La herida de la mujer se reabrió cuando saltó hacia adelante, pero no sintió ningún dolor. Sus pensamientos, su espíritu y su cuerpo estaban enfocados en una sola cosa: alcanzar a Ting.
Wu se movió con tanta rapidez que pilló por sorpresa a todos excepto tres de los guardias. El primero se interpuso en su camino, con la alabarda a modo de barrera. Wu puso rígidos el dedo índice y el mayor en la posición secreta de la espada, y los clavó en la garganta del hombre. Le cortó la laringe. El guardia soltó el arma y se desplomó.
El siguiente descargó un golpe con su chiang-chun contra las rodillas de Wu. La mujer dio un salto para descargar el puntapié del camello en las ingles y el golpe del carnero contra la nariz del soldado. Impulsado por la inercia del arma, el guardia cayó al suelo, agonizante.
Wu no tuvo tanta suerte con el tercer guardia. Cuando apoyó los pies en el suelo, el soldado se adelantó y utilizó el arma como una lanza. La esposa de Batu intentó desviar la hoja con la parada del ala de grulla, pero el hombre era fuerte y mantuvo la pica en posición. La hoja se deslizó entre las costillas de la mujer y le perforó el pulmón.
Al ver el destino de sus dos compañeros, el tercero no quiso correr ningún riesgo. La hoja era como un punzón helado en el pulmón de Wu, y las fuerzas para continuar el combate se le escaparon con el último grito. La embestida del soldado la arrastró casi un metro. Wu aterrizó sobre la espalda con la pica clavada en el pecho. El guardia todavía sujetaba el otro extremo.
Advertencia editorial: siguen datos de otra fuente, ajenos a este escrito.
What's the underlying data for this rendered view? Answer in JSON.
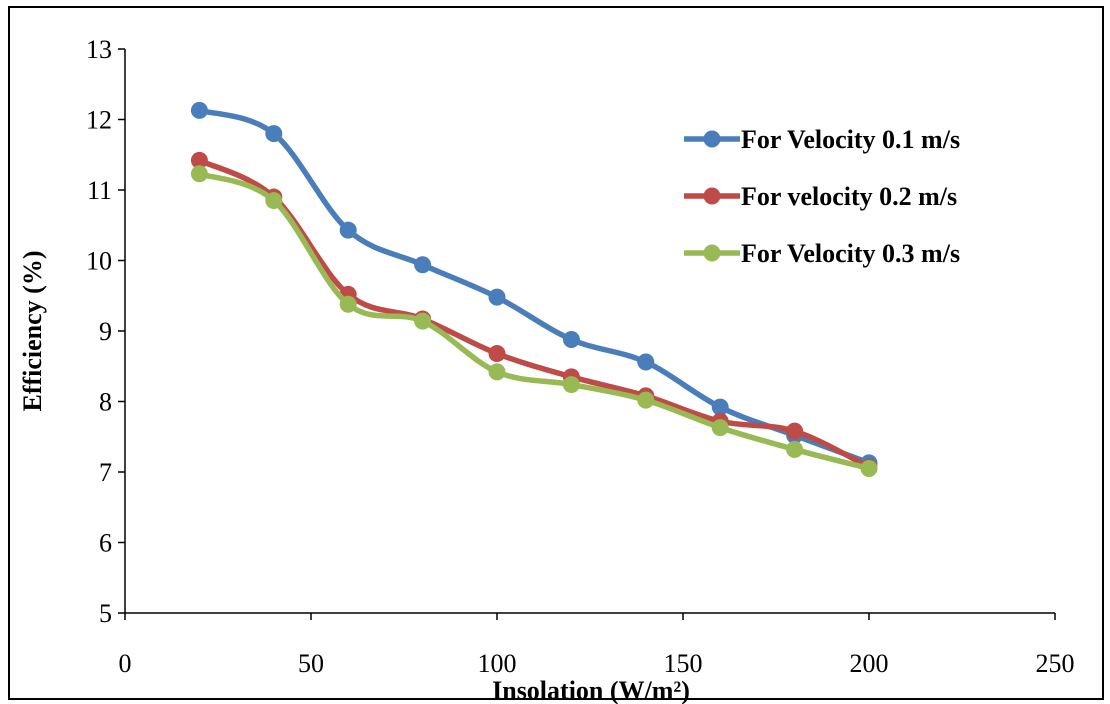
{
  "chart_data": {
    "type": "line",
    "title": "",
    "xlabel": "Insolation (W/m²)",
    "ylabel": "Efficiency (%)",
    "xlim": [
      0,
      250
    ],
    "ylim": [
      5,
      13
    ],
    "xticks": [
      0,
      50,
      100,
      150,
      200,
      250
    ],
    "yticks": [
      5,
      6,
      7,
      8,
      9,
      10,
      11,
      12,
      13
    ],
    "smooth": true,
    "grid": false,
    "legend_position": "top-right",
    "x": [
      20,
      40,
      60,
      80,
      100,
      120,
      140,
      160,
      180,
      200
    ],
    "series": [
      {
        "name": "For Velocity 0.1 m/s",
        "color": "#4a7ebb",
        "values": [
          12.13,
          11.8,
          10.43,
          9.94,
          9.48,
          8.88,
          8.56,
          7.92,
          7.52,
          7.13
        ]
      },
      {
        "name": "For velocity 0.2 m/s",
        "color": "#be4b48",
        "values": [
          11.42,
          10.9,
          9.52,
          9.17,
          8.68,
          8.35,
          8.08,
          7.72,
          7.58,
          7.07
        ]
      },
      {
        "name": "For Velocity 0.3 m/s",
        "color": "#98b954",
        "values": [
          11.23,
          10.85,
          9.38,
          9.14,
          8.42,
          8.24,
          8.02,
          7.63,
          7.32,
          7.05
        ]
      }
    ]
  }
}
Ting no se había movido. La ministra contempló a su atacante con una expresión de asombro, sin darse cuenta de que había estado a punto de morir.
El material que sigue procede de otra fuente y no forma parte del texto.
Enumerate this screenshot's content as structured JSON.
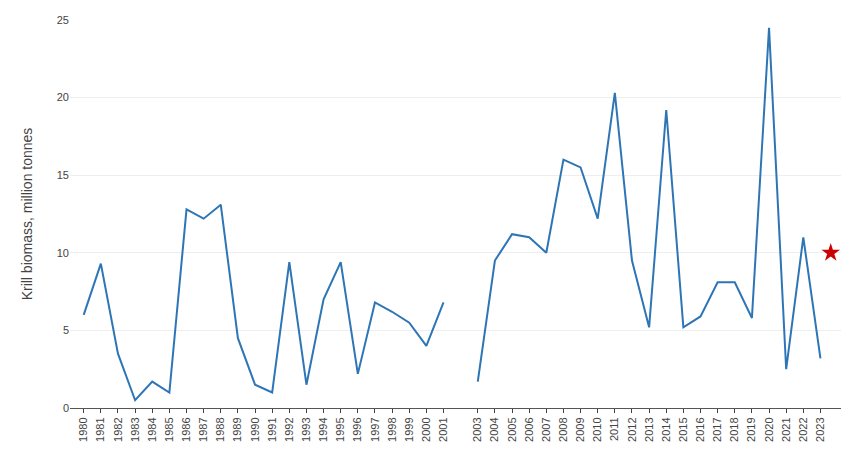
{
  "chart_data": {
    "type": "line",
    "ylabel": "Krill biomass, million tonnes",
    "xlim": [
      1979.2,
      2024.2
    ],
    "xticks": [
      1980,
      1981,
      1982,
      1983,
      1984,
      1985,
      1986,
      1987,
      1988,
      1989,
      1990,
      1991,
      1992,
      1993,
      1994,
      1995,
      1996,
      1997,
      1998,
      1999,
      2000,
      2001,
      2003,
      2004,
      2005,
      2006,
      2007,
      2008,
      2009,
      2010,
      2011,
      2012,
      2013,
      2014,
      2015,
      2016,
      2017,
      2018,
      2019,
      2020,
      2021,
      2022,
      2023
    ],
    "ylim": [
      0,
      25
    ],
    "yticks": [
      0,
      5,
      10,
      15,
      20,
      25
    ],
    "grid": true,
    "series": [
      {
        "type": "line",
        "color": "#2E75B6",
        "x": [
          1980,
          1981,
          1982,
          1983,
          1984,
          1985,
          1986,
          1987,
          1988,
          1989,
          1990,
          1991,
          1992,
          1993,
          1994,
          1995,
          1996,
          1997,
          1998,
          1999,
          2000,
          2001,
          2002,
          2003,
          2004,
          2005,
          2006,
          2007,
          2008,
          2009,
          2010,
          2011,
          2012,
          2013,
          2014,
          2015,
          2016,
          2017,
          2018,
          2019,
          2020,
          2021,
          2022,
          2023
        ],
        "values": [
          6.0,
          9.3,
          3.5,
          0.5,
          1.7,
          1.0,
          12.8,
          12.2,
          13.1,
          4.5,
          1.5,
          1.0,
          9.4,
          1.5,
          7.0,
          9.4,
          2.2,
          6.8,
          6.2,
          5.5,
          4.0,
          6.8,
          null,
          1.7,
          9.5,
          11.2,
          11.0,
          10.0,
          16.0,
          15.5,
          12.2,
          20.3,
          9.5,
          5.2,
          19.2,
          5.2,
          5.9,
          8.1,
          8.1,
          5.8,
          24.5,
          2.5,
          11.0,
          3.2
        ]
      },
      {
        "type": "scatter",
        "marker": "star",
        "color": "#CC0000",
        "x": [
          2023.6
        ],
        "values": [
          10.0
        ]
      }
    ]
  }
}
Wu permaneció en el suelo durante lo que le pareció una eternidad, mientras intentaba respirar a través del terrible dolor en los pulmones. Lo único que veía, la única cosa de la cual era consciente, era el guardia que sujetaba la pica. Se trataba de un hombre joven, no mayor de lo que era Batu cuando lo había conocido. El soldado parecía muerto de miedo.
Ji y Yo gritaron y corrieron junto a su madre. El veterano los alcanzó y los retuvo entre sus brazos antes de que pudieran unirse a ella. Recuperada de su asombro, Ting se acercó a los pies de Wu y apartó al asustado guardia. La furia había desaparecido de su rostro. Ahora mostraba una expresión de incredulidad y sorpresa.
—¿Por qué? —preguntó—. ¿Por qué este ataque tan insensato?
—Por… los niños —jadeó Wu. Con cada palabra sentía como si tuviera hielo en lugar de aire en los pulmones. Un gemido de agonía escapó de sus labios.
—¡No es necesario que vean esto! —le dijo Ting al veterano que sujetaba a los niños—. ¡Sacadlos de aquí! —Después hizo un gesto con las manos hacia los demás guardias—. ¡Vamos, apartaos todos! —El veterano salió con los niños, y los otros guardias se situaron junto a las paredes del dormitorio. Ting volvió a mirar a Wu y se arrodilló junto a ella—. ¿Dónde está el tubo de ébano? Ahora ya no tiene importancia. Decídmelo.
—Los niños están a salvo —dijo Wu.
—¿Qué queréis decir? ¿Por qué están a salvo? —preguntó la mandarina, con la cabeza muy cerca de los labios de la moribunda.
—No servirá de nada matarlos… si yo estoy muerta —respondió Wu.
—¿Es eso lo que creéis? —replicó Ting con un tono de pesar—. De todas maneras, deben morir.
—¿Por qué? —Wu había intentado gritar la pregunta pero de sus labios solo escapó un silbido.
—Porque quizá lo saben —contestó Ting, que miró en otra dirección, incapaz de resistir la mirada de Wu,
—¡No! —Wu levantó una mano y sujetó la garganta de Ting. Sus dedos adoptaron la posición de la garra del dragón; pero antes de que pudiera destrozar la laringe de la ministra, el último aliento escapó de sus pulmones.